Pensiamo ai diritti più recenti conquistati dalle donne:
- per riconoscere il diritto al voto delle donne è stato necessario prendere atto che il loro ruolo nella società e nell’economia era diventato tale da doverle rendere cittadine a pieno titolo,
- per riconoscere il diritto di aborto è stato necessario acquisire prima la consapevolezza che le donne abortivano in massa comunque e senza alcuna tutela sanitaria,
- per riconoscere il diritto al divorzio e alla separazione si è dovuti passare attraverso una lettura realistica del matrimonio, che in molti, troppi, casi non era quell’eden che l’agiografia tradizionale ci ha venduto per parecchio tempo.

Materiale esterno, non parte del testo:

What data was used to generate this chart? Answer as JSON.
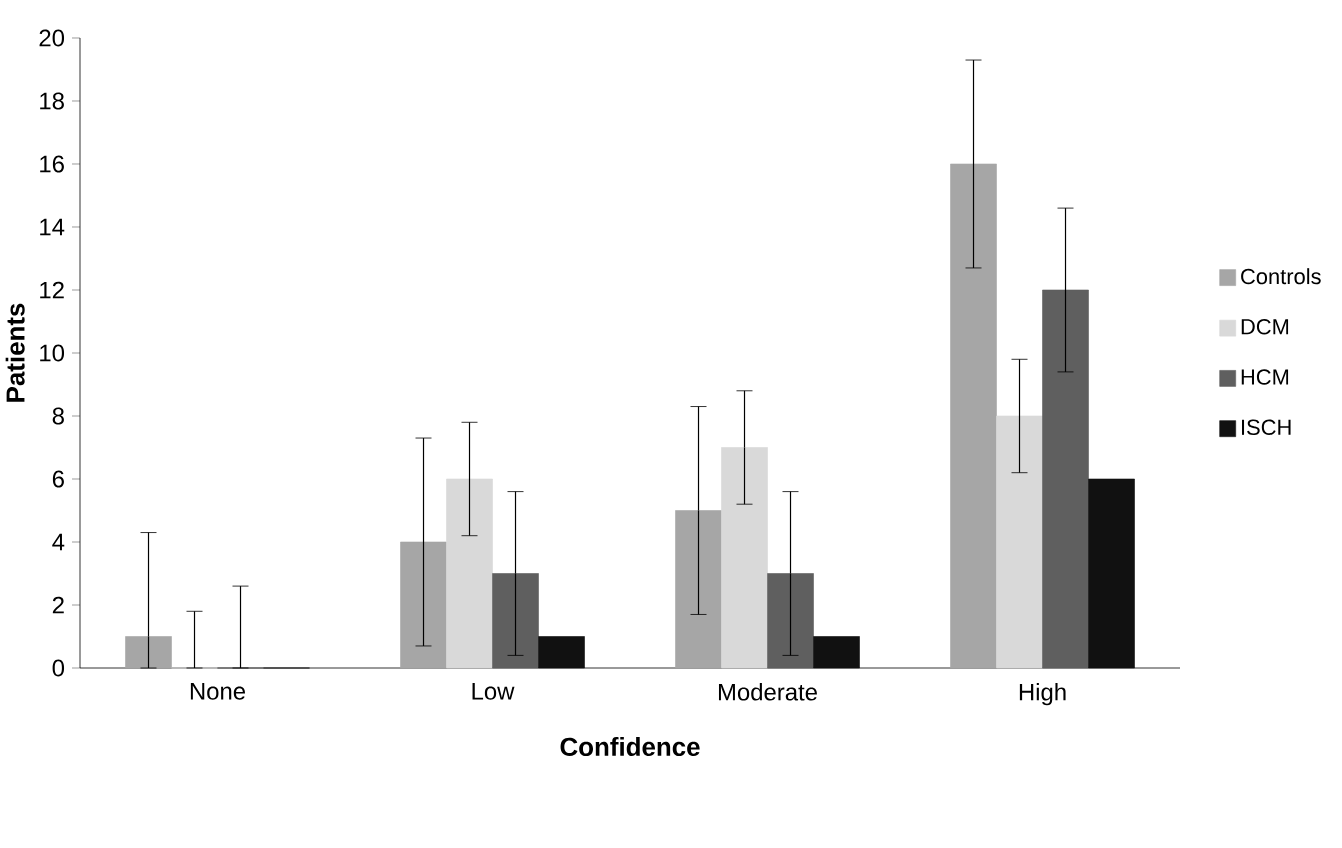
{
  "chart_data": {
    "type": "bar",
    "xlabel": "Confidence",
    "ylabel": "Patients",
    "categories": [
      "None",
      "Low",
      "Moderate",
      "High"
    ],
    "series": [
      {
        "name": "Controls",
        "color": "#a6a6a6",
        "values": [
          1,
          4,
          5,
          16
        ],
        "errors": [
          [
            0,
            4.3
          ],
          3.3,
          3.3,
          3.3
        ]
      },
      {
        "name": "DCM",
        "color": "#d9d9d9",
        "values": [
          0,
          6,
          7,
          8
        ],
        "errors": [
          [
            0,
            1.8
          ],
          1.8,
          1.8,
          1.8
        ]
      },
      {
        "name": "HCM",
        "color": "#5f5f5f",
        "values": [
          0,
          3,
          3,
          12
        ],
        "errors": [
          [
            0,
            2.6
          ],
          2.6,
          2.6,
          2.6
        ]
      },
      {
        "name": "ISCH",
        "color": "#111111",
        "values": [
          0,
          1,
          1,
          6
        ]
      }
    ],
    "ylim": [
      0,
      20
    ],
    "yticks": [
      0,
      2,
      4,
      6,
      8,
      10,
      12,
      14,
      16,
      18,
      20
    ],
    "grid": false,
    "legend": "right"
  }
}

Ma questo vale anche per tutti gli altri diritti:
- per arrivare ai diritti della comunità LGBT si è dovuto prima riconoscere che è una minoranza che, toh, davvero “esiste” nella nostra società e che viene sistematicamente discriminata,
- per riconoscere la cittadinanza ai ragazzi stranieri occorre prendere atto che sono pienamente italiani, inseriti nella nostra società, nelle nostre scuole e tifano per le nostre squadre.
E possiamo andare avanti così per tutti i diritti, fondamentali, storici o nuovi che ci vengono in mente.
E quindi, sì, sappiatelo: ascoltare gli esperti/e, riconoscere le competenze di chi ne sa più di noi significa anche proteggere i diritti, tutelare quelli esistenti e aprire le braccia a quelli nuovi.
Sorprese, vero?
Anche questo fa parte della #lungastradaperlaparità.